BGH: Internetportale dürfen nicht für ärztliche Behandlungen mit medizinischem Cannabis werben

Der Bundesgerichtshof (BGH) hat mit Urteil vom 26. März 2026 – I ZR 74/25 – entschieden, dass Internetwerbung für ärztliche Behandlungen mit medizinischem Cannabis, die sich an Patienten richtet, gegen das Heilmittelwerbegesetz (HWG) verstößt. Für verschreibungspflichtige Arzneimittel ist eine Publikumswerbung unzulässig; sie darf sich nur an Fachkreise wie Ärzte oder Apotheker richten. Wir fassen die wesentlichen Punkte der Entscheidung für Sie zusammen.

 


Publikumswerbung für Cannabis unzulässig

Verklagt wurde die Onlineplattform Bloomwell, die medizinisches Cannabis vertreibt. Dort wurden Cannabisrezepte in nur fünf Minuten sowie „bequeme und einfache“ Onlinebestellungen angepriesen. Kaufinteressenten wurden dann auf der Plattform mit verschreibenden Medizinern zusammengebracht. Ein direkter Arzt-Patienten-Kontakt fand nicht statt. Die Ausstellung des Rezepts erfolgte per Online-Fragebogen. Der Versand der Cannabisblüten wurde durch Apotheken abgewickelt. Die Website von Bloomwell stellte vor allem Vorteile und Einsatzmöglichkeiten von medizinischem Cannabis heraus. Dies wertete der BGH als unzulässige Arzneimittelwerbung, auch wenn weder konkrete Produkte noch Hersteller genannt wurden. Maßgeblich sei die Werbewirkung: Die einseitige Darstellung könne Patienten dazu bewegen, beim Arzt gezielt auf eine Verschreibung zu drängen – genau das solle das HWG verhindern. 
 

Konsequenzen für Ärzte

Das BGH-Urteil richtet sich nicht gegen die Verschreibungspraxis, sondern ausschließlich gegen Werbung gegenüber Patienten, etwa auf Praxiswebsites oder in Social-Media-Auftritten.

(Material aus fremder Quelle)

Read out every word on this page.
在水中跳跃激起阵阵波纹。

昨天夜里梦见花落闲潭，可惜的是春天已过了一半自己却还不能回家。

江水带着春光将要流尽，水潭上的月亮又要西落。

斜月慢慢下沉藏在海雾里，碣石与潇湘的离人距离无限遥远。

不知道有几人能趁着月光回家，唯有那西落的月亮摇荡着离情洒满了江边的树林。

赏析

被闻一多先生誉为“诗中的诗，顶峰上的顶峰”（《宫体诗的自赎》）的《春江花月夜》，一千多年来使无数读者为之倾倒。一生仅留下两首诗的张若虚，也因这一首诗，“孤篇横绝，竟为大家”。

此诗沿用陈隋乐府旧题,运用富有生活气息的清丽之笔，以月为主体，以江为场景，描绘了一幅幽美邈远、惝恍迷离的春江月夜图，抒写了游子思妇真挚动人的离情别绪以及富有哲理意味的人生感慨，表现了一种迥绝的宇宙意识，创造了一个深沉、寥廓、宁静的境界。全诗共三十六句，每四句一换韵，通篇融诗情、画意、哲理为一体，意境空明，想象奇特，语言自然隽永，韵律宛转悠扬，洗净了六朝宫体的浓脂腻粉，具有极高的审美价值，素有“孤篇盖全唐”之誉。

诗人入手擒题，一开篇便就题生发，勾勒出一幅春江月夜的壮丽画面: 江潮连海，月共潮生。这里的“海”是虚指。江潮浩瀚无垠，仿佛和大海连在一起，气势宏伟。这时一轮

Ärzte dürfen weiterhin medizinisches Cannabis verordnen. In diesem Punkt stärkt das Urteil die ärztliche Therapiefreiheit. Vorsicht sollten Ärzte bei Kooperationen mit Vermittlungsplattformen walten lassen. Auch wenn das Urteil formal den Plattformbetreiber betrifft, sollten Ärzte Folgendes beachten: Wenn eine Plattform unzulässige Publikumswerbung betreibt, kann das reputationsschädlich sein. Berufsrechtlich problematisch können Konstellationen werden, in denen der Eindruck entsteht, ärztliche Entscheidungen würden wirtschaftlich beeinflusst. Eine automatische Haftung der Ärzte folgt daraus zwar nicht, aber Ärztekammern und Wettbewerber könnten genauer hinschauen.